Environment Purpose Dependency anchor Python version Activation
Local development Code authoring, debugging, test runs conda env + pdm install --dev 3.13 (from environment.yml) conda activate soccer
CI (GitLab) Lint, test, build, deploy pdm install from pdm.lock 3.13 (pinned in CI image) CI runner environment
Offline ML training dvc repro, experiment runs requirements-ml.txt (pinned) 3.13 conda or Docker container
Deployed runtime (API) FastAPI + Celery workers serving predictions requirements-prod.txt (pinned) 3.13 K8s pod from Docker image
Docs / reporting MkDocs build, Quarto reports requirements-dev.txt subset 3.13 Local dev env

Reproducibility Anchors

Every deployed model and dataset is traceable to four anchors:

Anchor What it pins
git commit Code version
pdm.lock All Python dependency versions
DVC content hash Exact dataset version used for training
MLflow run ID All training parameters, metrics, and artifacts

A deployment is fully reproducible when all four anchors are recorded.
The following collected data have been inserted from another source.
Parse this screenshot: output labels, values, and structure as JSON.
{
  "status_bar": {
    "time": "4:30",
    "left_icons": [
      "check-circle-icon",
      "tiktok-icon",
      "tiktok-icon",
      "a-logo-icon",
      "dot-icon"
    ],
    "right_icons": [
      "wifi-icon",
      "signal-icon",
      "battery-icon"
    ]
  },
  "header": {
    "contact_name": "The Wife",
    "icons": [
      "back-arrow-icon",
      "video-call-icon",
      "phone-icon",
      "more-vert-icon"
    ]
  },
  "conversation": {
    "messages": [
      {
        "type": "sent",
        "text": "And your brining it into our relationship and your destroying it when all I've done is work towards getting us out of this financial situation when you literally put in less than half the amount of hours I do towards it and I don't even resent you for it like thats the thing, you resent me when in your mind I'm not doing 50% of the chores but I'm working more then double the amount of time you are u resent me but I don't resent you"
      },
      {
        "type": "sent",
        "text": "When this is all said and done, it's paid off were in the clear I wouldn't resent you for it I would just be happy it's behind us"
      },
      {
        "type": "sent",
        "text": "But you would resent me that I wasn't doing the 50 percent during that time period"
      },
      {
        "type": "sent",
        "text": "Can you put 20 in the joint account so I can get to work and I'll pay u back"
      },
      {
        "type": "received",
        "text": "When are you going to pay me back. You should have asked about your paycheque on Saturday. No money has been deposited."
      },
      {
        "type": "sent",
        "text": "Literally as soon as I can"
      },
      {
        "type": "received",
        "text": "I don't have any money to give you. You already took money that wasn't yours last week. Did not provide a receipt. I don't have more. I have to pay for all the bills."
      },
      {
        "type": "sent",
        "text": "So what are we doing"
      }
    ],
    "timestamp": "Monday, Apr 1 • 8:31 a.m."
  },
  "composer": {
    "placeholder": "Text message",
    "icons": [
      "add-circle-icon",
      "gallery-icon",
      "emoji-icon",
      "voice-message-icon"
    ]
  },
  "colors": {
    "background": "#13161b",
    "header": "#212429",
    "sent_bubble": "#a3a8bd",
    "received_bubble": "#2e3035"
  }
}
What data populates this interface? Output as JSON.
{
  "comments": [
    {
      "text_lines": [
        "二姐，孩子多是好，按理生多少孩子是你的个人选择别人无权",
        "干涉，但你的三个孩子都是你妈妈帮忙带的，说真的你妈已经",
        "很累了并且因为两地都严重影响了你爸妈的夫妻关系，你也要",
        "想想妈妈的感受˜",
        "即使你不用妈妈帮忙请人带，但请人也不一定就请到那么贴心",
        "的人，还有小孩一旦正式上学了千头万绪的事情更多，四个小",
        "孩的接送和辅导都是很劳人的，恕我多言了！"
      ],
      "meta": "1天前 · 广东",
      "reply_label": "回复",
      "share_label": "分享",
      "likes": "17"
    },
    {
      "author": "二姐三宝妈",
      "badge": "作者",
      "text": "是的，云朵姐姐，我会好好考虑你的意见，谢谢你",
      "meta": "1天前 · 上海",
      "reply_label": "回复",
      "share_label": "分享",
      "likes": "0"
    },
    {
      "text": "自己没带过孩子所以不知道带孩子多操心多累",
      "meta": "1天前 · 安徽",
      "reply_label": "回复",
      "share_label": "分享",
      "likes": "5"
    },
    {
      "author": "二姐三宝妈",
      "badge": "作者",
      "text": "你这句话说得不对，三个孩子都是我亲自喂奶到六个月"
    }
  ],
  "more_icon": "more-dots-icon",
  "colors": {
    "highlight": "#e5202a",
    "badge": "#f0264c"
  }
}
Deployment manifests in k8s/ reference the Docker image tag, which maps to a specific git commit and pdm.lock.


Dependency Groups (PDM)

Group Contents Used by
api FastAPI, Pydantic, Celery, Redis client API Docker image
ml scikit-learn, XGBoost, Optuna, MLflow, DVC Training pipeline Docker image / local
dev pytest, hypothesis, ruff, pre-commit, mypy CI + local development
prod Combined api + ml for production deployment Production Docker image

How to Rebuild Pinned Requirements

make requirements

This regenerates: - PDM exports per group (requirements-pdm-*.txt) - Base pip freeze from conda env (requirements-mamba-base.txt) - Merged final requirements-*.txt for Docker builds

Run this whenever pdm.lock or environment.yml changes and before building new Docker images.


Operational Note

The system treats pdm.lock and DVC content hashes as the primary reproducibility anchors. All production deployments should be traceable to:

  • git commit
  • dataset version (DVC hash)
  • model version (MLflow run ID + registered version)
  • dependency lock (pdm.lock)

No deployment should be performed from an environment where any of these anchors is unresolved.